C’est aussi le capitalisme, le commerce et l’exploitation du corps… la chatte à 17 coups par nuits, putain, ça craint, ça chauffe… ça t’explose le gland  et la chatte  pour 40 euros.

Moi, je suis pour que tous les payeurs du sexe se fabriquent un pays où ils  se baisent et se rackettent a volo… comme ils veulent, mais que je n’y sois pas mêlée, que je n’en fasse pas partie de ce monde, car n’en déplaise à Brassens et à sa chanson, c’est souvent les femmes qui se font « baiser » et payer… et moi, je cherche à inverser la vapeur. Pas du tout envie de me faire baiser  ni payer de cette façon, mais plutôt, en douceur, « en amour » quoi….
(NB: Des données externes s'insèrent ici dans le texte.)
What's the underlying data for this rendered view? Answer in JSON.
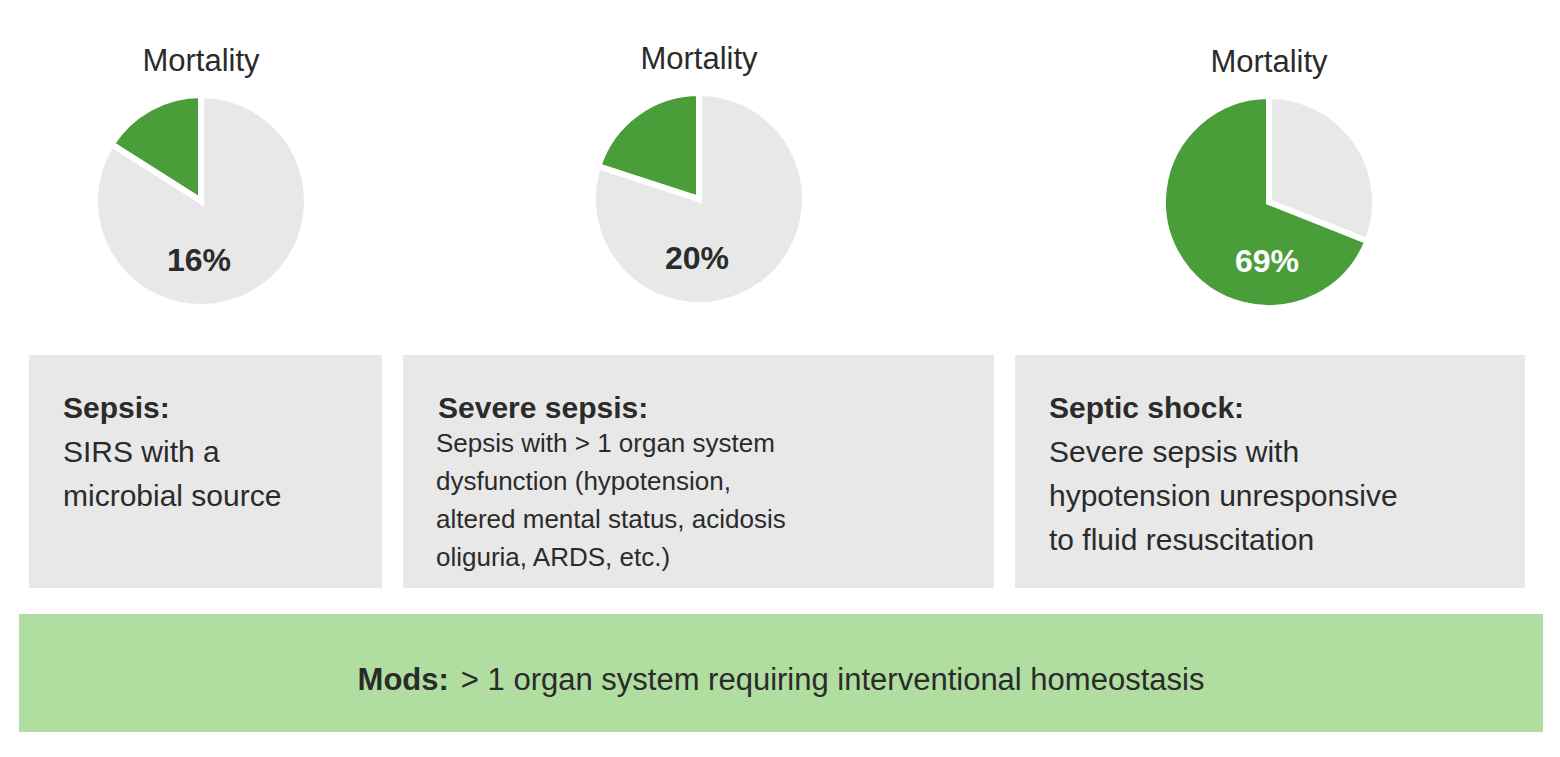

Que les putes se fassent mettre contre du fric, et que les mâles se sentent enfin mâles avec des putes, comme des nuls, c’est leur problème, ça se soigne d’ailleurs…  assez névrotique à vrai dire.
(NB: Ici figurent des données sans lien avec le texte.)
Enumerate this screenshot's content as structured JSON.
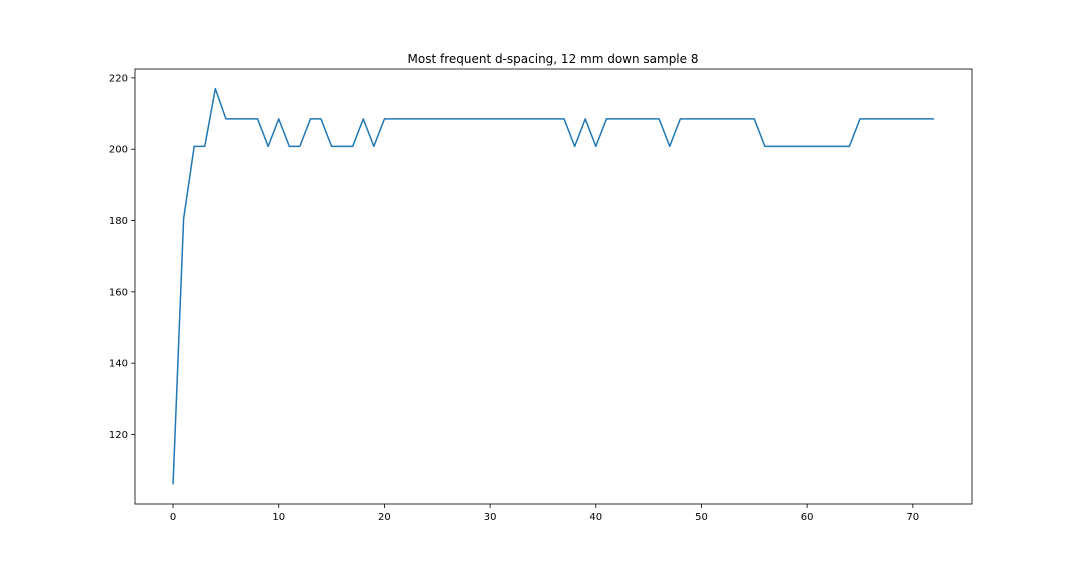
{
  "chart_data": {
    "type": "line",
    "title": "Most frequent d-spacing, 12 mm down sample 8",
    "xlabel": "",
    "ylabel": "",
    "xlim": [
      -3.6,
      75.6
    ],
    "ylim": [
      100.5,
      222.5
    ],
    "xticks": [
      0,
      10,
      20,
      30,
      40,
      50,
      60,
      70
    ],
    "yticks": [
      120,
      140,
      160,
      180,
      200,
      220
    ],
    "grid": false,
    "legend": "none",
    "line_color": "#1f77b4",
    "series": [
      {
        "x": [
          0,
          1,
          2,
          3,
          4,
          5,
          6,
          7,
          8,
          9,
          10,
          11,
          12,
          13,
          14,
          15,
          16,
          17,
          18,
          19,
          20,
          21,
          22,
          23,
          24,
          25,
          26,
          27,
          28,
          29,
          30,
          31,
          32,
          33,
          34,
          35,
          36,
          37,
          38,
          39,
          40,
          41,
          42,
          43,
          44,
          45,
          46,
          47,
          48,
          49,
          50,
          51,
          52,
          53,
          54,
          55,
          56,
          57,
          58,
          59,
          60,
          61,
          62,
          63,
          64,
          65,
          66,
          67,
          68,
          69,
          70,
          71,
          72
        ],
        "values": [
          106,
          180.5,
          200.8,
          200.8,
          217,
          208.5,
          208.5,
          208.5,
          208.5,
          200.8,
          208.5,
          200.8,
          200.8,
          208.5,
          208.5,
          200.8,
          200.8,
          200.8,
          208.5,
          200.8,
          208.5,
          208.5,
          208.5,
          208.5,
          208.5,
          208.5,
          208.5,
          208.5,
          208.5,
          208.5,
          208.5,
          208.5,
          208.5,
          208.5,
          208.5,
          208.5,
          208.5,
          208.5,
          200.8,
          208.5,
          200.8,
          208.5,
          208.5,
          208.5,
          208.5,
          208.5,
          208.5,
          200.8,
          208.5,
          208.5,
          208.5,
          208.5,
          208.5,
          208.5,
          208.5,
          208.5,
          200.8,
          200.8,
          200.8,
          200.8,
          200.8,
          200.8,
          200.8,
          200.8,
          200.8,
          208.5,
          208.5,
          208.5,
          208.5,
          208.5,
          208.5,
          208.5,
          208.5
        ]
      }
    ]
  }
}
Je rêve qu’il y ait un pays de putes et de proxos et qu’ils se marrent entre eux… sans nous, sans les gens qui s’éclatent sans payer… car lorsque je vois les types qui se payent des putes comme on dit, z’ont l’air tout à fait beaux, tout à fait riches, tout à fait normaux, c’est à se demander quel est leur problème.
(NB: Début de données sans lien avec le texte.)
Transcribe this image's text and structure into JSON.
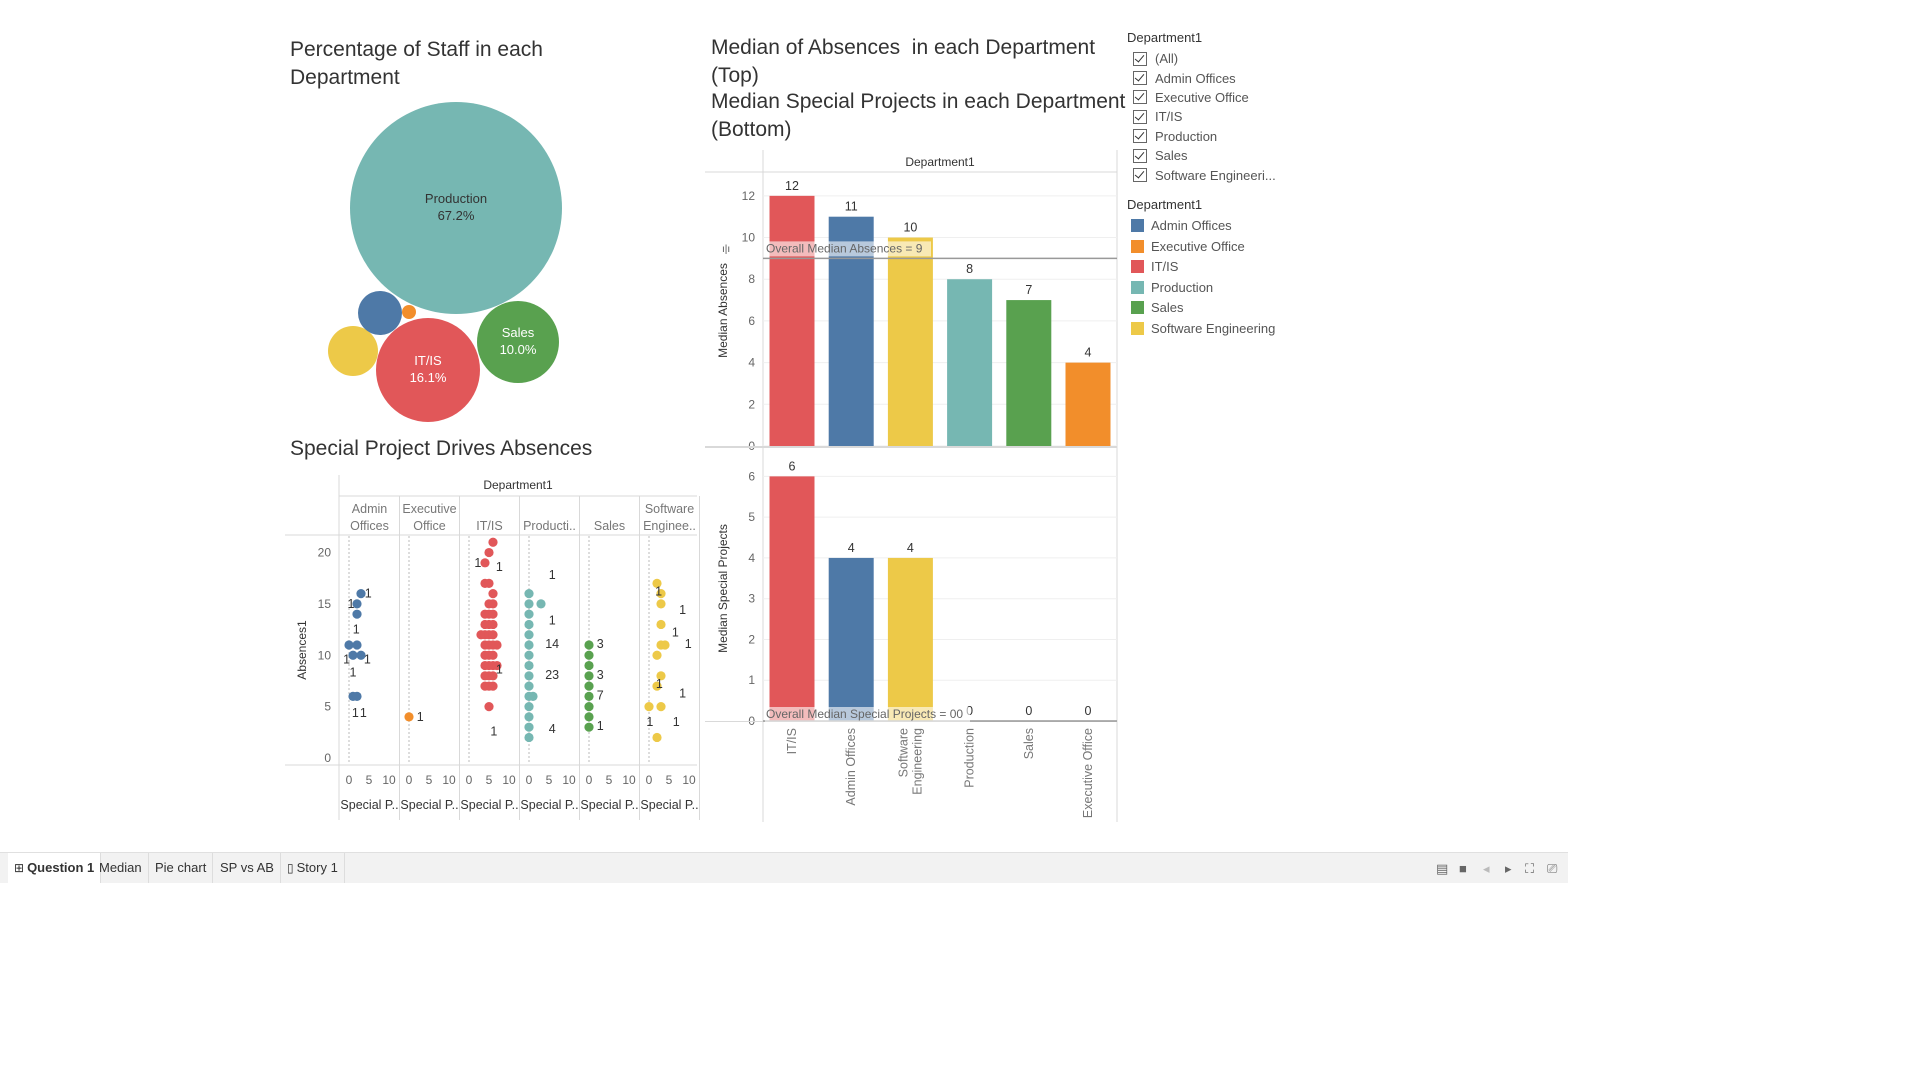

Et quand je vois les filles qui se font mettre, et qui viennent de Roumanie, je me dis que vraiment, les mâles n’en ont rien à foutre de la misère, de la morale, ni de l’amour.

Alors, on va leur « péter les couilles » (je ris… bien sûr).

Suffit de les attirer… avec un peu de maquillage, la cuisse et le cul à l’air, c’est facile, tu fais mouche à tous les coups!

Tu attires le con.

Mission accomplie.

 

Mais on va où là, dans le sordide entre les êtres… ?

La Jonquera, (vu magazine du JT de l’A2) l’Espagne très catholique, où elle va? Dis?

Tu sais toi?

 

Moi, je relis le Supplément au voyage de Bougainville, et comme Orou, je propose l’échange des partenaires en toute liberté, je suggère que personne n’appartienne à personne et que le religieux arrête de brider les femmes en matière sexuelle, favorisant ainsi les conduites déviantes comme la prostitution.

C’est la frustration et la misère qui engendre la prostitution. Supprimons l’une et l’autre et la prostitution n’aura plus lieu d’être.

40 000 jeunes étudiantes se vendent aujourd’hui, en France, pour payer leurs études et garder leur indépendance future, c’est un comble.

Toutes les Sandra, Alexia, Jennifer, Cindy, qui affichent leurs numéros de portable, sur des auto-collants aux feux rouges, sont peut-être vos filles, messieurs.